Per entrare in questa
altra dimensione si possono seguire vari ‘conigli’ nelle
profondità scavate secondo traiettorie invisibili da fuori. Uno di
questi è il refuso tipografico, su cui argomenta con nitido
capriccio in Lucas, suoi refusi, l’errore rapido come un
ratto, l’errore-cavallo-di-Troia che si introduce in territorio
nemico e ne disarticola le difese.
Un altro è la resa
attiva allo straniamento e per questo si legga il fulminante
Peripezie dell’acqua, uno dei pezzi più stupefacenti nel
quale l’inclinazione al mistero si intreccia a un umorismo
irresistibile, dove si dimostra come una mente implacabilmente
palindroma possa ottenere risultati strabilianti a partire da
ingredienti semplicissimi.
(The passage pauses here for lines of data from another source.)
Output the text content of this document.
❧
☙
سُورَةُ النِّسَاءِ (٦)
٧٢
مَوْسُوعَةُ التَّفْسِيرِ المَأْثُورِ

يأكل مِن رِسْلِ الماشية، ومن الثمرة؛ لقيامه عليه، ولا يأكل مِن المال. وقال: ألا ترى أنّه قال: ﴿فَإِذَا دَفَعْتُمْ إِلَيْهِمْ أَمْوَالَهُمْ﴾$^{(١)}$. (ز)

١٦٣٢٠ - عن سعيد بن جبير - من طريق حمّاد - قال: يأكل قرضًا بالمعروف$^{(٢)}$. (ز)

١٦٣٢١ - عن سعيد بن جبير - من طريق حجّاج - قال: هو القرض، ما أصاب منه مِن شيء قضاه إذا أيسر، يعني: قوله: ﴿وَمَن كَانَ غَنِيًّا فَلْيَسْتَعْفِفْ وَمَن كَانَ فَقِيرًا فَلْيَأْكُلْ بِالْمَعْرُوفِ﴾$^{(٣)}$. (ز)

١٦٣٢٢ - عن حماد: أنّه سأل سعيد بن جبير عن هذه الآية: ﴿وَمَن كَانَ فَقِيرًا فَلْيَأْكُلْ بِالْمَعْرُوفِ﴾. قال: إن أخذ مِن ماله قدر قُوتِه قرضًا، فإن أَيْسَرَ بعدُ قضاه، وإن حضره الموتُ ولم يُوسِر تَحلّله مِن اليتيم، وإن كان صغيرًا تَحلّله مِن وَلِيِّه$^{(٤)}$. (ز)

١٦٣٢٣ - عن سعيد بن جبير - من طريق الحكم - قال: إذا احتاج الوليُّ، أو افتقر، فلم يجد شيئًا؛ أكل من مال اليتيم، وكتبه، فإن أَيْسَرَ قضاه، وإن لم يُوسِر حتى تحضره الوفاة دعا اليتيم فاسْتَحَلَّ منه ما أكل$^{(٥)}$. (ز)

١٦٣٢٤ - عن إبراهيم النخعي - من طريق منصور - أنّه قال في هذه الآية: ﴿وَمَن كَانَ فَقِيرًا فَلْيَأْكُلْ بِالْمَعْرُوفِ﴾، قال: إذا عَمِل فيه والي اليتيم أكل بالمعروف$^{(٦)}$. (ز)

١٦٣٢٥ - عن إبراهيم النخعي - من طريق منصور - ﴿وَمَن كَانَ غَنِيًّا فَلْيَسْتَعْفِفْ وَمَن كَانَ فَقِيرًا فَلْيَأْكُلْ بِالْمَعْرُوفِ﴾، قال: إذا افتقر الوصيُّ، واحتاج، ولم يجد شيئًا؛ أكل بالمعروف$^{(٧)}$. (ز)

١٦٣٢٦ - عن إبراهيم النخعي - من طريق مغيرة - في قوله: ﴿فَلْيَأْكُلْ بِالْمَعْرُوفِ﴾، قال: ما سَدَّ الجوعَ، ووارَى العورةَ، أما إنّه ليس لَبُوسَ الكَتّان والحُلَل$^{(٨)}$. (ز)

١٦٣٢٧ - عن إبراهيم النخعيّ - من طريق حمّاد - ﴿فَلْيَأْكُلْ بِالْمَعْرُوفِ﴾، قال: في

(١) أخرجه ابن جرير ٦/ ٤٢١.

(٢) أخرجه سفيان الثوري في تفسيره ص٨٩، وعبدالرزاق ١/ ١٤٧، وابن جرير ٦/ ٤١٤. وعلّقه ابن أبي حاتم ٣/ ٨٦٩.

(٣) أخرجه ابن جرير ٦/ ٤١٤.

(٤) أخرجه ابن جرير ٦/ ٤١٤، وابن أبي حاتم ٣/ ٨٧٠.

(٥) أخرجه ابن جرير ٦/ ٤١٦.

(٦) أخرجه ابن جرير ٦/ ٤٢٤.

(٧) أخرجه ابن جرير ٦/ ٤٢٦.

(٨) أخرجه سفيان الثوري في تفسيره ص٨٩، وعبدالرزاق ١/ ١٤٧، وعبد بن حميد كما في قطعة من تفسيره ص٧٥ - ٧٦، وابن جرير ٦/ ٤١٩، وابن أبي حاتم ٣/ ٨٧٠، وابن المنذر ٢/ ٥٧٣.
Già dall’incipit («Basta conoscerla
abbastanza per capire che l’acqua è stanca di essere un liquido»)
abbiamo l’immagine di un universo noto reso definitivamente
irriconoscibile dalla potenza di un linguaggio che permette una
silenziosa ma definitiva irruzione dell’altro nel nostro mondo
stanco di essere insensatamente e tetramente reale. La linea è
quella gloriosa e antica che passa, a dir poco, per Cervantes, Poe,
Kafka, Lautréamont, Borges, fino ad arrivare almeno a Calvino e
Manganelli. Di Cortázar il consanguineo e proximus Tabucchi
addita due elementi chiave: da un lato l’amore per i giochi
combinatori e dunque le infinite possibilità della matematica come
pure del linguaggio, dall’altro «la misteriosa algebra della
Cabala», delle innumerabili variabili che governano tanto un colpo
di dadi quanto le umane vicende. Ossimoro solo apparente poiché
entrambi sono governati da qualcosa che li trascende, quel nonnulla
che come il bambino di cui parla Eraclito tiene in mano e determina
con felice irresponsabilità il corso dei mondi.